Starting point is 00:39:21 Matt, what's on your radar? Let me start off with a question, because I know the three, Jason, Onond, and myself, are homeowners. But Dan, are you a homeowner? I am, yes. All right. Well, I'm looking at Rocket Company's sticker symbol RKT. The reason is because homeowners like us have not been tapping into equity for about four years now since mortgage rates are elevated. Home prices have been rising, and now American homeowners are sitting on $35 trillion in home equity, the highest level ever. In the 2021 period, Rocket's loan volume was about four times what it is today. And I think if rates start to fall down, like I think they will, we can see a refinancing boom that,
Starting point is 00:39:57 makes the 2021 one actually look small. Dan, a question about rocket companies? Two comments here, Matt. One, when you said RKT, I got excited because I thought you were talking about Rice, Krispy Treats. It's almost lunchtime here, and I'm starting to feel it a little bit. But yeah, so I refinanced my home in 2020. So right now, we're talking about the old golden handcuffs. They're going to have to drag me out of here, pal. Yeah, it would take a lot for people to start tapping into their equity. I know on it actually refinanced twice, if I'm not mistaken, during that period. I think he was the one that on my friend's list that did, but pretty much everyone I knew refinanced.
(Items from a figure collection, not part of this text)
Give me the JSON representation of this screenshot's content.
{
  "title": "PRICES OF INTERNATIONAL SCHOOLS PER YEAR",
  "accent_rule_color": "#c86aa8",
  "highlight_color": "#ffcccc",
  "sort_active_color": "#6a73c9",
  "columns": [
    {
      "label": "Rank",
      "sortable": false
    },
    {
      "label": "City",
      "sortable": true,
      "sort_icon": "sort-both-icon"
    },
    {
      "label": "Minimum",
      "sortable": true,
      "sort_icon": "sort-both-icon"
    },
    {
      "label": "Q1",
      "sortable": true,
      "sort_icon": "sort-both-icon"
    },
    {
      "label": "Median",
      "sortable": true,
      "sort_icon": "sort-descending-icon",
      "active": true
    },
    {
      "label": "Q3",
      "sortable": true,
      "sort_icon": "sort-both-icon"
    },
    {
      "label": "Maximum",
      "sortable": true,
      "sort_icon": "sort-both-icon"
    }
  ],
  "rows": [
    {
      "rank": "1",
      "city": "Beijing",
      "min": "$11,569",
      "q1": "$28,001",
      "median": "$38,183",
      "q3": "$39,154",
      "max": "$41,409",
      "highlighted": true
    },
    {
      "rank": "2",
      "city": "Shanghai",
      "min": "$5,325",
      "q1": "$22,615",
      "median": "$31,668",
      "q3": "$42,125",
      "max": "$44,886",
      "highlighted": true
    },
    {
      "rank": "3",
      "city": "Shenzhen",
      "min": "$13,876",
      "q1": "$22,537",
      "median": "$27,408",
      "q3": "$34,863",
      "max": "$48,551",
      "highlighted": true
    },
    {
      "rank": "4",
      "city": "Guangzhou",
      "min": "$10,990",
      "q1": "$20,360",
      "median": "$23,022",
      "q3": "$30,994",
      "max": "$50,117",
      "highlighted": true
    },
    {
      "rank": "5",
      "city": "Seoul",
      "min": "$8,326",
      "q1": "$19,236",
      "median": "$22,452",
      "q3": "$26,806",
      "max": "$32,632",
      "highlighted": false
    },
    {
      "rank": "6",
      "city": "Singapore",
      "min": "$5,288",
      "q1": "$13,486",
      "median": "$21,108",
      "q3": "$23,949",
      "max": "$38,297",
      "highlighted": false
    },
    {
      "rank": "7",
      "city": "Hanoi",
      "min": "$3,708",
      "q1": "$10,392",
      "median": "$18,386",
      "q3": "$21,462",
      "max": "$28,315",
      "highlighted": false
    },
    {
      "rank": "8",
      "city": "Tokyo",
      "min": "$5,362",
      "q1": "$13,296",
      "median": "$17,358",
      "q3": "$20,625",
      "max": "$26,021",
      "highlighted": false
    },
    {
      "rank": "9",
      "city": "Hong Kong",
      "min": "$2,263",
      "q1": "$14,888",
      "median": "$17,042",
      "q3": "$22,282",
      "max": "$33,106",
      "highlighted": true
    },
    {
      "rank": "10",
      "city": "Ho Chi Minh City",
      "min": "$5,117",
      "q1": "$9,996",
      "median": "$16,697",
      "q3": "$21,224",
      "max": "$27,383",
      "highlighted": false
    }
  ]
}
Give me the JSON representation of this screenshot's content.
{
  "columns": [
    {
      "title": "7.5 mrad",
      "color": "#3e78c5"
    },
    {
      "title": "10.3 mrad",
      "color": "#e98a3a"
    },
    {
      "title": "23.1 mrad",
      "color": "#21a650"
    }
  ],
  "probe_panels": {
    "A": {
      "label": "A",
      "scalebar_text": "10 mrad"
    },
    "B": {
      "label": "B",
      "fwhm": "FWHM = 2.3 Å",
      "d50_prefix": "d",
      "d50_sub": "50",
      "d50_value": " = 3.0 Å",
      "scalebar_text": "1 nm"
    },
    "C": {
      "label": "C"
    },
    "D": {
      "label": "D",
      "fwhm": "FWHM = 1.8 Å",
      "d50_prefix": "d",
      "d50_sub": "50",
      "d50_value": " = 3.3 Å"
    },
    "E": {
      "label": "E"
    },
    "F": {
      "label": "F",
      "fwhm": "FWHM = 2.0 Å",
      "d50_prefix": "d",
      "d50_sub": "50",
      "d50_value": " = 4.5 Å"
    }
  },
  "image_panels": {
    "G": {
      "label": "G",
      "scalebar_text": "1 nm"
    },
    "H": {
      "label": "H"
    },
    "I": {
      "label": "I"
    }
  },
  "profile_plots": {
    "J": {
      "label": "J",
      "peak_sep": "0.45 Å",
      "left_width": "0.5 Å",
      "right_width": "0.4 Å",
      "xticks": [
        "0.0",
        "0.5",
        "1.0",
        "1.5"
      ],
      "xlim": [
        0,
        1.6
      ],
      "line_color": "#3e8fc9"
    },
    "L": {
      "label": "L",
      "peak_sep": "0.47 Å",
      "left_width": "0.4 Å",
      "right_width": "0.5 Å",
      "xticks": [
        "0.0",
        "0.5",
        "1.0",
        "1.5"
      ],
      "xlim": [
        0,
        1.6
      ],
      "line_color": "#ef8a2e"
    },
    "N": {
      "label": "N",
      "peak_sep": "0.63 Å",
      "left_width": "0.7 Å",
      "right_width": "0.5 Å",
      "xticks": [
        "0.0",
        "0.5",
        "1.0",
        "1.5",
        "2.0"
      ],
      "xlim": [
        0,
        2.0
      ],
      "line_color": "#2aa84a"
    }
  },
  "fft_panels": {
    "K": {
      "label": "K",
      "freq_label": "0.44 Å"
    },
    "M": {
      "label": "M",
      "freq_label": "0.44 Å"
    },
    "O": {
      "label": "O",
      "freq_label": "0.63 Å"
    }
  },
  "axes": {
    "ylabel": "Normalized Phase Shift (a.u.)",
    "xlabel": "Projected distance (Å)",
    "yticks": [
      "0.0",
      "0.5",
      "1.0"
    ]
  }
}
Starting point is 00:40:37 I actually had a mortgage broker. Tell me to stop calling him. I wanted to refinance so many times. Wow. True story. Wow. All right, Dan. Which company are you putting on your watch list?
Starting point is 00:40:50 I think, you know, just because of the vibes, I think I'm going to go rocket companies this time around. It seems like it might be an interesting time for opportunities. Excellent. Jason Hall, Matt Frankel. Thanks for being here. That's going to do it for this week's Motley Full Money radio show. The show is mixed by Dan Boyd.